It is with a heart full of grieve that I write to express my concern on the staffing of nurses in our hospitals. Most hospitals, if not all, implement unsafe nurse staffing and as a result, nurses are being overworked. Overworking our nurses not only threaten patients’ health and safety but can equally lead to pressures being put on nurses which damps their ability to provide safe care. Also, because of inadequate staffing, nurse-patient ratios are high, which often results in patient interventions being delayed. I was recently hospitalized for injury related to unsafe staffing. I am 25 weeks pregnant and works in a mental health unit, where high acuity and violent patients are encountered on regular basis.
Last week, I was scheduled to work alone with one mental health tech on the floor. The unit census was 12 and calls for two nurses and two techs. Though I objected to the schedule, I had no option as the nursing office said they received a lot of call-ins and were short of staff. In the middle of the night, one of our patients became violent, was shouting and going from room to room waking up other patients. We tried to redirect him but he became more violent.
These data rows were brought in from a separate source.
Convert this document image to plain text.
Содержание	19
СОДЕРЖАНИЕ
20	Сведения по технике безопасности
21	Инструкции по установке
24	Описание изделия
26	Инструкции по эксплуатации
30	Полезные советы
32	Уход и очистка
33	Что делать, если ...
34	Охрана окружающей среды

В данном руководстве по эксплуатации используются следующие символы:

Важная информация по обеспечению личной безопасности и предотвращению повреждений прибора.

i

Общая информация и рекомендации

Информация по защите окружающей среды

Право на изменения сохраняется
Though we called code gray immediately we saw the escalation of behavior, it took some time before our security team came up on the sixth floor. I was coming out with an IM injection that will help calm him down when he broke through the nurses’ station and hit me several times on the stomach. I was so lucky the security came at that time because he was aiming at my syringe. He was immediately taken to seclusion room and I was rushed to the medical floor where I and my baby were monitored for over 24 hours.
This incident triggered a lot of issues. Because I was taken to the hospital, the nursing officer had to stay back on the floor she is not familiar with. I could not work the next day and this led to more shortage of nurses. One of our patients who was suddenly awoken by the commotion fell and injured his hip, he was also taken to the medical floor and stayed there for a few days. The nursing office tried to manage the shortage of nurses the next day and resorted in mandatory overtime, a dangerous staffing practice. All these would have been prevented if an appropriate number of nurses were on duty that fateful night. I am surprised that Michigan is not one of the states that have laws and regulations that address nurse staffing in hospitals. Hospitals within the state can make up their staff matrix as they deem necessary.
We need a law that will mandate hospitals to adopt a safe staffing matrix. Also, the government needs to impose a strict mandatory staffing ratio in the hospitals. If hospitals are made to operate with stricter nurse-patient ratios, patients will be satisfied with the quality of care they receive, the work environment will be safe for both nurses and their patients and nurses will not feel fatigued at the end of their shift. Thank you for your time and attention to this issue. I hope to see changes in our hospital staffing very soon.